We had a hectic start to the morning and then my sister called. I shouldn't have answered it, but her name didn't show up on the caller ID and I was afraid it was a church member.
Then we were doing reading and Nicholas was being noisy, so I sent him to play upstairs. Reading took forever (Why was she making g sounds?!?! The last g was 6 pages back!) and was exasperating and I was praying so hard for patience. Plus the baby was fussing. And Nick was screaming "Can I come down yet? I WILL BE QUIET!"
So, finish reading, latch on baby, send Katie Grace up to get her brother. She goes up, but never comes back down. Trying to get fussy teething baby to sleep, but not only are they not coming down, they're banging doors, screaming, chucking stuff around. I'm trying to yell--without waking the baby--"Get back downstairs now, please!" Which honestly, I probably wouldn't have done if they were just being quiet. I would have waited till the baby was good and asleep.
Went upstairs, and Katie Grace had shut herself in a closet and couldn't get out. (When I called DH to tell him what happened, at this point he said, "Wait. You did let her out, right?"

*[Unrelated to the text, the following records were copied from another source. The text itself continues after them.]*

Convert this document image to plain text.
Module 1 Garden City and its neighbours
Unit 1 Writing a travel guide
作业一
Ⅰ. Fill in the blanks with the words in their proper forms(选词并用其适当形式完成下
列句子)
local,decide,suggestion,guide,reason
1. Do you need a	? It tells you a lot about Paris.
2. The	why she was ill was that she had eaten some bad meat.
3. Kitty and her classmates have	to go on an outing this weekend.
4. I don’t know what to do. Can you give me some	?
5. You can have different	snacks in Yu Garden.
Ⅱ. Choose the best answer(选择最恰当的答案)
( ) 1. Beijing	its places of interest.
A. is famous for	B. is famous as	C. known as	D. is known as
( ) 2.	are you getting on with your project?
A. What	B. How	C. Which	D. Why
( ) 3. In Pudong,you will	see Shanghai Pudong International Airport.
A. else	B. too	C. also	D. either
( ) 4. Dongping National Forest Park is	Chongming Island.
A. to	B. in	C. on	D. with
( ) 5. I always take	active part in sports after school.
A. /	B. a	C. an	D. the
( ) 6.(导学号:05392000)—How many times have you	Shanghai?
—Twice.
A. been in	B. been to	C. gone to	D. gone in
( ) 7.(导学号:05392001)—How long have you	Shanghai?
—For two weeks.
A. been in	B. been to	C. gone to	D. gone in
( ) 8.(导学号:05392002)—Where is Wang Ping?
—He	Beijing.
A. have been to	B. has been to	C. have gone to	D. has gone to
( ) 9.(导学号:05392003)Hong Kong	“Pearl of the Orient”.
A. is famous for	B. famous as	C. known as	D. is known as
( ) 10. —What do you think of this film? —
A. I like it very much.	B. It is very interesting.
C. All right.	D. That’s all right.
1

I did.) This is where I really lost it and just screamed. I screamed that seeing as she wasn't a dress, she had absolutely no reason to be in the closet with the door shut. I screamed that she was old enough to do what I asked, especially something as simplistic as 'Tell your little brother he can come downstairs, and then come back down." I screamed that never in my life had I wanted to spank a child more, and it was a horrible thing to scream at a child. I realized I was out of control and sent the boy child down to clean up his blocks and the girl child down to sit on the bottom step, and I took a couple minutes to get myself together and feel generally miserable and the, while walking down the stairs, tripped and fell over a block Nicholas had left there. I hurt my wrist, thumb, back, and tushie. It was probably one of my lowest parenting moments ever, and my back still hurts today. Karma, I guess.